While in Alpine I was listening to the local radio station and realized how awful country music is, at least the newer stuff.  Old stuff is awesome: Marty Robbins always sung about gunfights and clearing leather on outlaws. Hank Williams Sr. sung about honky tonks and riding freight trains out of town.  Johnny Cash sung about prison, knife fights, guns, and sticking it to the man.  New stuff (artist names escape me, but does it really matter): losing a grandpa, passing on knowledge to a son, losing a wife to cancer. What the fuck, that’s some depressing shit.  I had to go back to my “hustlin” playlist to hear DMX and Dre tell me about benjamins and livin’ large instead.

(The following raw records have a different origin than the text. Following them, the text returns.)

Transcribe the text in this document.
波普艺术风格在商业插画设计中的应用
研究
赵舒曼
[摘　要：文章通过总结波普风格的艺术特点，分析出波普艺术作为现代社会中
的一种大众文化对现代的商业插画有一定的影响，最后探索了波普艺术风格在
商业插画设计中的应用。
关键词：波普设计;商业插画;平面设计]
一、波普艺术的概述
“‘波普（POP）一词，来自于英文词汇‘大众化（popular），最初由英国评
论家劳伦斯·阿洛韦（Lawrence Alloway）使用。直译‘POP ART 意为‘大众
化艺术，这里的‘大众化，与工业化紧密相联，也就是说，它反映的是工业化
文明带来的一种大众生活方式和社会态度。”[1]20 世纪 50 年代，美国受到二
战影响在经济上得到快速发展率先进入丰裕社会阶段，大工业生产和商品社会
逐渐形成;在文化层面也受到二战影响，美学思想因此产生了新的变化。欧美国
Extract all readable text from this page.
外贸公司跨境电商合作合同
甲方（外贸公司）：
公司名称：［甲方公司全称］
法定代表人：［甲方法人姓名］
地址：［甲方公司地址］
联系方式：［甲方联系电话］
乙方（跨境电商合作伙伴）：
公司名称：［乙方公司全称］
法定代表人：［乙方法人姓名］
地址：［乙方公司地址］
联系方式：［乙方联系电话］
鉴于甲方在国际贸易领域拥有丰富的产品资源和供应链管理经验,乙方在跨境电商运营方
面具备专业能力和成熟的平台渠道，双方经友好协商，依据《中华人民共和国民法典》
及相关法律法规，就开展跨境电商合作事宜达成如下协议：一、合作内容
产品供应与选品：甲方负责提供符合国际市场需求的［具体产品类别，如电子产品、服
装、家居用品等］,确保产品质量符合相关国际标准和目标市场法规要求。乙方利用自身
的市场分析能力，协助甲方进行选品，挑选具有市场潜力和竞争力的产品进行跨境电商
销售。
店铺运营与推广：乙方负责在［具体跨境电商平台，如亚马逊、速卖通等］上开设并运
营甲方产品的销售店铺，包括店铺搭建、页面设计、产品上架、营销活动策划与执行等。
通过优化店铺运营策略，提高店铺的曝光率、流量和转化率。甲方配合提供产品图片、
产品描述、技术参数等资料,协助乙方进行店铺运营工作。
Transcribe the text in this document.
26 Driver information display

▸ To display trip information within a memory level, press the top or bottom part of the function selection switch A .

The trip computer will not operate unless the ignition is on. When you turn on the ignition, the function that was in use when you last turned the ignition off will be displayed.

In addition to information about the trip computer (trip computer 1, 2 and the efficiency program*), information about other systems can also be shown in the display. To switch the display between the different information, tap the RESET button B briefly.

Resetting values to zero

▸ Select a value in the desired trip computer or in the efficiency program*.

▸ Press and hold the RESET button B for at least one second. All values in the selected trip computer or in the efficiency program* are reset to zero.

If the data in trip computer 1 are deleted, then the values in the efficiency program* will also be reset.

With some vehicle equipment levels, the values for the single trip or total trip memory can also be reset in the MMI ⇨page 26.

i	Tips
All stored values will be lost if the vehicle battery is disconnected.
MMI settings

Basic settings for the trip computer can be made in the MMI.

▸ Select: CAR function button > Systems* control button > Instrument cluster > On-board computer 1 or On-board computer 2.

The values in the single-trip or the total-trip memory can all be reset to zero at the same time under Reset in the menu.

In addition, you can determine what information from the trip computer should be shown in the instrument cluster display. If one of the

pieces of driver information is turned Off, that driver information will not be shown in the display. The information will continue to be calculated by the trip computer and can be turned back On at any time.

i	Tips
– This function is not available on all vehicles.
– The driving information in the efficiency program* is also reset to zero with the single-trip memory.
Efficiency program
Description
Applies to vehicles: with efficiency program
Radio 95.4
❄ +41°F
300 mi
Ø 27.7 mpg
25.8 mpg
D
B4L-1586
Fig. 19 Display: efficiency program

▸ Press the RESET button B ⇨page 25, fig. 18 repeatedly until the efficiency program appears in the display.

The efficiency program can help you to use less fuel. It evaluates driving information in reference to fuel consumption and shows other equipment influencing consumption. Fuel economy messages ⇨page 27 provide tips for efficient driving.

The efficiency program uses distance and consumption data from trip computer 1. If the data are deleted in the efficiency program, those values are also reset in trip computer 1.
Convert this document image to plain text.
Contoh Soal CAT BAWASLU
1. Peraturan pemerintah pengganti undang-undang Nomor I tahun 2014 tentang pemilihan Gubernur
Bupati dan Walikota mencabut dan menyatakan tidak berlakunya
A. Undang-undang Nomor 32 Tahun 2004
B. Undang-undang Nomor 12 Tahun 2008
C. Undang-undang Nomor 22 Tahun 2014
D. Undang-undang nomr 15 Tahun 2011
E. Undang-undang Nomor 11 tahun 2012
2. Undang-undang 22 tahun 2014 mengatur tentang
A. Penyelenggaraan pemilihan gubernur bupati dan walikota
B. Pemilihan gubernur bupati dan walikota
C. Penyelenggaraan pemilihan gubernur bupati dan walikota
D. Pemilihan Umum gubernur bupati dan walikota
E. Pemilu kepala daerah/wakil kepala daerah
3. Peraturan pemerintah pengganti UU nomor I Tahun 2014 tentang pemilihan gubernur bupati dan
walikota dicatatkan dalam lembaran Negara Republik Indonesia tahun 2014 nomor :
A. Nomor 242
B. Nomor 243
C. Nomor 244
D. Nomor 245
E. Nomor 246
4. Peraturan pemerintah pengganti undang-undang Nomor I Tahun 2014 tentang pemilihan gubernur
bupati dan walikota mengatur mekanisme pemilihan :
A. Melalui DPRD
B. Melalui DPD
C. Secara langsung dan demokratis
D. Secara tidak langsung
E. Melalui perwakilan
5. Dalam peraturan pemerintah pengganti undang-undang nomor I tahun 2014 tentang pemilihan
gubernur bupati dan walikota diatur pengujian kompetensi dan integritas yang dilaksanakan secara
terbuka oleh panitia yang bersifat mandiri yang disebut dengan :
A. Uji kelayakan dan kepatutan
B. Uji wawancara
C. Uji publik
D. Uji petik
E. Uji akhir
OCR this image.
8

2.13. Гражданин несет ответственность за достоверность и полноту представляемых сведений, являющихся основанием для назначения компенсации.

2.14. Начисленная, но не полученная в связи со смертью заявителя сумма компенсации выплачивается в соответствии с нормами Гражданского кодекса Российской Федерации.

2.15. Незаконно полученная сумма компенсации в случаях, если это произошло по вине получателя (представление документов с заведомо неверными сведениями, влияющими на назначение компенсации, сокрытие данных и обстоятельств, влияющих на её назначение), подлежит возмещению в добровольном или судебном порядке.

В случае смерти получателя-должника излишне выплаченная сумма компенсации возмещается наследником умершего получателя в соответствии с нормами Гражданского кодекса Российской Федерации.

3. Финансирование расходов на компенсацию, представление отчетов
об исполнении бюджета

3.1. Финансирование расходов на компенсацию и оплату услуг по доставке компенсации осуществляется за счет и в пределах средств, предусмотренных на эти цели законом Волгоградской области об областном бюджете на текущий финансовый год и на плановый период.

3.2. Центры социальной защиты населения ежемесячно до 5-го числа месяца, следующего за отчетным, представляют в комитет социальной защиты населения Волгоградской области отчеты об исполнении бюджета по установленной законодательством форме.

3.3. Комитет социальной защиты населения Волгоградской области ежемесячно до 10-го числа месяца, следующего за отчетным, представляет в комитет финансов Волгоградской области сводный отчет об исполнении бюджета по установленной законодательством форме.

This morning after breakfast I saw a sign that said “Big Bend Park Headquarters 108 miles” and decided that was a pretty awesome idea. There are so many people that live in the middle of nowhere between Alpine and Study Butte.  That whole area looks exactly like Nevada. In fact, the scene in Terminator 2 where Conner is getting weapons from her friend’s underground bunker, yeah I think that was in Study Butte.

At some point there was a slight turn in the road, a giant dip, and bam, you’re in the Chisos Mountains Basin. Big Bend turned out to be very awesome; like Death Valley, but bigger and closer! I spotted this thing labeled “Santa Elena Canyon Overlook” on the map right on the Texas/Mexico border, and headed to it. BB is surprisingly green, I don’t know if it’s always like this or just because it’s spring.  There were all sorts of public access roads and trails throughout the park.  I totally want to go back and spend a week there exploring.

Thirty miles further south, I was finally at the canyon. There’s the Rio Grande, and then on the Mexico side of the river is this very impressive sheer cliff face that’s hundreds of feet tall and stretches on for miles.  Somehow part of the river etched a gash straight through this wall.  I have to wonder if this whole rock/river thing is like the Niagra Falls, where Canada gets the falls, we get the view; here Mexico gets the rock, we get the view and river.  On the other hand, I bet there’s a nice view of Texas from top of Mexico’s mesa.

After this, it was around 2 PM and time to head home. I stopped by the visitor center at Panther Junction and headed up to Marathon.  From there, on up to Fort Stockton, I-10 and back to Austin.  Done with another 1,280 mile weekend road trip!